Javier Cancho nos acerca la historia de una empresa que construyó una identidad virtual ficticia y engañó a todos en un mundo en el que comunicarse a través de una pantalla es la regla

ondacero.es

Madrid | 27.02.2022 11:06

Empezamos el capítulo de hoy reparando en lo que supone la pérdida. Todos podemos comprender bien qué es la pérdida. ¿Hay alguien que no haya perdido algo? O más importante, incluso…¿Alguien puede levantar la mano diciendo que nunca ha perdido a nadie?

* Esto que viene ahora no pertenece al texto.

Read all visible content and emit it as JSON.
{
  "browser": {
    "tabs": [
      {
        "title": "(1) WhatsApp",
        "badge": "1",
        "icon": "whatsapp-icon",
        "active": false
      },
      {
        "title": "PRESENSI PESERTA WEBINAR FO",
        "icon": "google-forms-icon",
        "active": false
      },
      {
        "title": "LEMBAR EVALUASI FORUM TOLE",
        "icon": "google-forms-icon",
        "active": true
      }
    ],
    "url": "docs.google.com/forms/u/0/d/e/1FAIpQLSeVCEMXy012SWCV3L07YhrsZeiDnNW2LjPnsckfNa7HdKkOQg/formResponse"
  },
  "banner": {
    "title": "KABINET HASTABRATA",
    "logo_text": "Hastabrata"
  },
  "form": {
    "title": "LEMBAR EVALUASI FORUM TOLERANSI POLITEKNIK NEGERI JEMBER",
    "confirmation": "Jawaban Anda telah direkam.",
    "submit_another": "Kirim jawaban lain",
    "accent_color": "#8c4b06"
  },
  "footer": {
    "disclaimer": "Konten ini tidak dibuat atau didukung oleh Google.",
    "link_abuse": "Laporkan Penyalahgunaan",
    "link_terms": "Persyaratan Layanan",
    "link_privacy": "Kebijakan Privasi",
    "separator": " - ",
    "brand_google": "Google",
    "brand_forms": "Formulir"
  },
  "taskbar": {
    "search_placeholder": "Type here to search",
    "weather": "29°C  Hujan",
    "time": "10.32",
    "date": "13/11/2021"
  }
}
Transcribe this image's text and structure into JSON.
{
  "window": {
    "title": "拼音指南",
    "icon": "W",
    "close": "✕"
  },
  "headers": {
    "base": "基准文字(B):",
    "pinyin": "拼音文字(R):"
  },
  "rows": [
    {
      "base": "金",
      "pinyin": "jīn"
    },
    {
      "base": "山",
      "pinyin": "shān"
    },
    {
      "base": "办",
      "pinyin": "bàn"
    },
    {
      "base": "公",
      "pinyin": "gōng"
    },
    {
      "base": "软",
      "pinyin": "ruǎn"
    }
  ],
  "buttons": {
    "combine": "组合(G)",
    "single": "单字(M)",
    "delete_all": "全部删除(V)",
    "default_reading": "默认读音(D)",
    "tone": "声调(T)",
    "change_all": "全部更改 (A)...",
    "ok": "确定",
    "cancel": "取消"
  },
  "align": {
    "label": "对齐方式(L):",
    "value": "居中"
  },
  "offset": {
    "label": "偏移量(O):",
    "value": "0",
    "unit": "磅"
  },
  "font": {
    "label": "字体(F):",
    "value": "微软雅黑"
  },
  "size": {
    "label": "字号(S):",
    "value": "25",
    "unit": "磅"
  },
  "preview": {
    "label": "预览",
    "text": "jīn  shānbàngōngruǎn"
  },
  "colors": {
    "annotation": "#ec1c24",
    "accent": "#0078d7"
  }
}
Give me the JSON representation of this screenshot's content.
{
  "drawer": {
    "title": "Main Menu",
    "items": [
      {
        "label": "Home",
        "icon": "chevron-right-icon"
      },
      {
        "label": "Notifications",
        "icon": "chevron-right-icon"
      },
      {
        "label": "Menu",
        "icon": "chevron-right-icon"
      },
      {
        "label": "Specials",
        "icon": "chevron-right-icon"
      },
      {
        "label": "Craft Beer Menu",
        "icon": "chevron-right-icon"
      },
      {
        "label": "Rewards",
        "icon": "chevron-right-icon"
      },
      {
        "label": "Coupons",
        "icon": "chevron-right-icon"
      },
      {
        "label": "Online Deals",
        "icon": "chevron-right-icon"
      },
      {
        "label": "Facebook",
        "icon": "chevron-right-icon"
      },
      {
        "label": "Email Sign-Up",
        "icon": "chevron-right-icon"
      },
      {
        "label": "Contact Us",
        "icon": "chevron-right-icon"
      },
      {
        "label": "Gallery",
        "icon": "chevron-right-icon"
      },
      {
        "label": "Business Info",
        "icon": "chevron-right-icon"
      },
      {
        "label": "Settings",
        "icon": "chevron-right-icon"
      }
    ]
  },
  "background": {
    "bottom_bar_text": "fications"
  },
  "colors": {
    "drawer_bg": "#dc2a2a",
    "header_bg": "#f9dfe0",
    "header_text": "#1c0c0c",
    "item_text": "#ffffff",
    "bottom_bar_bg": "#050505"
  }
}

Quien diga que no ha perdido a nadie; en ese caso, y sólo en ese caso, y probablemente, estará pensando en otros. Pero, no conozco a nadie que en algún momento no haya estado perdido, desorientado, confuso. Quién no se ha perdido en algún momento, en algún sentido. Y, si por juventud se tiene la enorme fortuna de no haber perdido a nadie, entonces, en ese caso, habría que decir que la inmensa mayoría sí ha perdido y pierde algo en lo que se repara poco.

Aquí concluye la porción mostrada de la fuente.